La economía mexicana enfrenta un panorama preocupante en materia de empleo, ya que la informalidad laboral escaló a 54.9% en mayo, su nivel más alto desde octubre de 2023. Según datos de la ENOE, este incremento se explica por la incorporación de 188,702 personas al sector informal, mientras que el empleo formal perdió 117,038 plazas en el mismo periodo. Expertos advierten que, aunque hay creación de puestos de trabajo, la calidad de estos sigue siendo un desafío, ya que la mayoría carece de seguridad social y prestaciones básicas.
Uno de los hallazgos más alarmantes es que el aumento de la informalidad no provino de negocios no registrados, sino de empresas formales o incluso dependencias gubernamentales que contratan trabajadores sin garantizarles derechos laborales. Solo en mayo, 308,000 personas se sumaron a este esquema, lo que refleja una precarización del mercado. «La informalidad está vinculada a salarios bajos, falta de protección y malas condiciones laborales, un problema estructural que limita el bienestar de las familias», señaló Beatriz Robles, de Manpower México.

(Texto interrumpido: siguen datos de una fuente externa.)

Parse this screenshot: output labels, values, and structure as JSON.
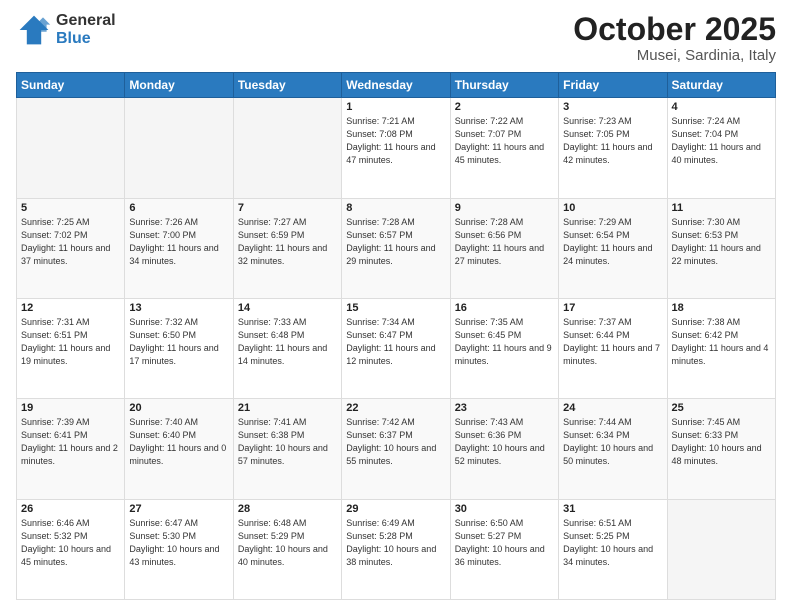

Aunque la población ocupada creció en 71,664 personas, esta cifra representa el peor desempeño del año en generación de empleo. El trabajo por cuenta propia fue el que más avanzó, con casi 290,000 nuevos ocupados, mientras que los empleos subordinados apenas aumentaron en 46,206 plazas. Paralelamente, el desempleo repuntó ligeramente, al pasar de 2.5% a 2.7%, su nivel más alto desde septiembre del año pasado, aunque aún se mantiene en rangos históricamente bajos.
Por sectores, solo agricultura, pesca y ganadería mostraron dinamismo, con 212,862 empleos creados. En contraste, la industria manufacturera sufrió una fuerte caída (-283,382 plazas), arrastrando al sector industrial a una pérdida neta de 33,862 puestos. Los servicios también retrocedieron, con una reducción de 56,994 empleos, donde el comercio y los servicios profesionales fueron los más afectados.
Analistas coinciden en que estos resultados reflejan una desaceleración económica, particularmente en sectores clave como manufactura y construcción. «El mercado laboral necesita condiciones más favorables para atraer inversión y generar empleos de calidad», destacó Gabriela Siller, de Banco Base. Mientras no se revierta la tendencia, millones de trabajadores seguirán expuestos a la vulnerabilidad económica, perpetuando un ciclo de precariedad que frena el desarrollo del país.